As such, it is perhaps not surprising that in both adults and children, there is a high rate of renal impairment.   The data in children is much more sparse than in adults.  A recent retrospective pediatric cohort study (T Yodoshi et al. J Pediatr 2020; 222: 127-33) adds more information to this problem.

More background information:

  • Chronic kidney disease is highly prevalent in adults with NAFLD: 20-55% (J Hepatol 2020; 72: 785-801; Am J Kidney Dis 2014; 64: 638-52)
  • NAFLD is currently the leading indication for concurrent liver and kidney transplantation
  • In adults, the severity of NAFLD histology is associated with renal impairment
  • The first stage of renal impairment is glomerular hyperfiltration.
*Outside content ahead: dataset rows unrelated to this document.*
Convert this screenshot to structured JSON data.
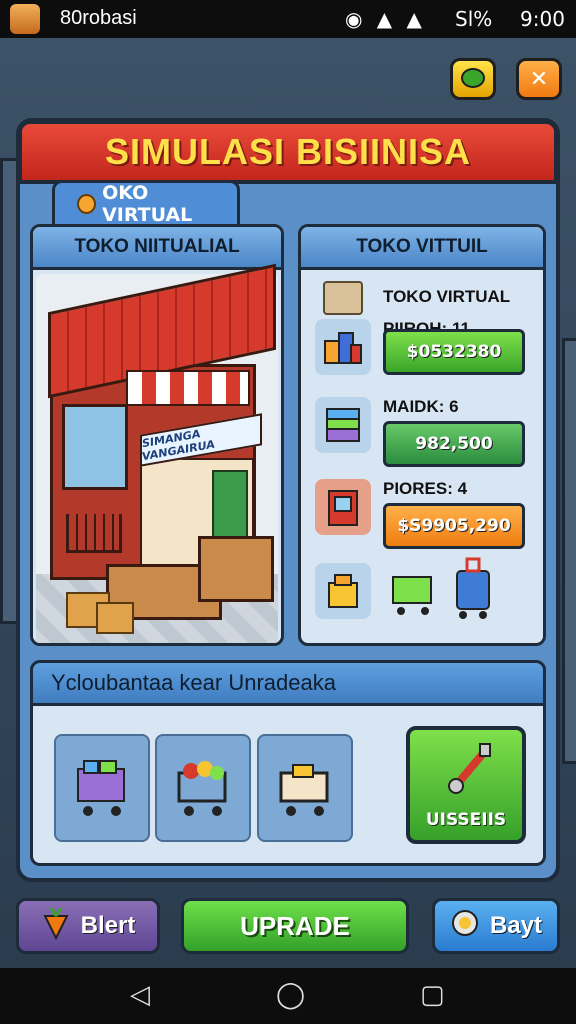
{
  "status_bar": {
    "app_title": "80robasi",
    "battery": "Sl%",
    "time": "9:00"
  },
  "top_buttons": {
    "chat_icon": "chat-bubble-icon",
    "close_icon": "close-icon"
  },
  "title": "SIMULASI BISIINISA",
  "tab_label": "OKO VIRTUAL",
  "left_panel": {
    "header": "TOKO NIITUALIAL",
    "shop_sign": "SIMANGA VANGAIRUA"
  },
  "right_panel": {
    "header": "TOKO VITTUIL",
    "shop_label": "TOKO VIRTUAL",
    "rows": [
      {
        "label": "PIIROH: 11",
        "value": "$0532380",
        "icon": "goods-icon"
      },
      {
        "label": "MAIDK: 6",
        "value": "982,500",
        "icon": "stack-icon"
      },
      {
        "label": "PIORES: 4",
        "value": "$S9905,290",
        "icon": "machine-icon"
      }
    ]
  },
  "upgrade_section": {
    "header": "Ycloubantaa kear Unradeaka",
    "use_button": "UISSEIIS"
  },
  "bottom_bar": {
    "back_label": "Blert",
    "upgrade_label": "UPRADE",
    "buy_label": "Bayt"
  },
  "colors": {
    "title_red": "#d6362a",
    "title_text": "#ffe04a",
    "panel_blue": "#5b8fc7",
    "green_button": "#3aa52a",
    "orange_button": "#ef7d10"
  }
}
This is hypothesized to be a precursor of intraglomerular hypertension which leads to albuminuria and glomerular filtration rate (GFR) decline/progressive renal dysfunction
  • Early intervention in high risk patients with angiotensin receptor inhibitors may prevent or delay progressive renal disease

Key findings in 179 patients with biopsy-confirmed NAFLD:

  • 82% non-Hispanic, median age 14 yrs
  • 36 (20%) had glomerular hyperfiltration and 26 (15%) had low GFR (w/in 3 months of liver biopsy) based on Schwartz equation
  • Hyperfiltration was independently associated with higher NAFLD activity score (aOR 2.96)

Discussion:

  • Mechanism: The authors speculate that “it is possible that they [renal and liver disease] are both the end result of the same ‘hit.’ The renin-angiotensin system may play a key role….Notably, there is an ongoing…clinical trial investigating an ATI receptor blocker, losartan, for the treatment of NAFLD in children.” Other potential contributors include fructose and insulin resistance.
  • Limitations: This single center biopsy-confirmed population may not be representative of most children with NAFLD.  Also, as this was a retrospective study, more precise measures of renal function were not available.

My take: This study confirms a high rate of renal dysfunction (35%) in children with NAFLD. As such:

  • Children with NAFLD need to have their blood pressure monitored
  • Clinicians should have a low threshold for nephrology referral if suspected renal impairment.

NEJM Recovery Collaborative Group: July 17, 2020
DOI: 10.1056/NEJMoa2021436: Full Link: Dexamethasone in Hospitalized Patients with Covid-19 — Preliminary Report

Form NEJM Journal blog:

In the open-label RECOVERY trial, some 2100 U.K. patients hospitalized with COVID-19 were randomized to usual care plus oral or intravenous dexamethasone (6 mg once daily for up to 10 days), and 4300 were randomized to usual care alone.

Among patients on invasive mechanical support at the time of randomization, the mortality rate within 28 days was significantly lower with dexamethasone than with usual care alone (29% vs. 41%). A benefit was also seen among those on oxygen without invasive ventilation (23% vs. 26%). However, among patients not receiving respiratory support, mortality rates did not differ significantly between treatment groups.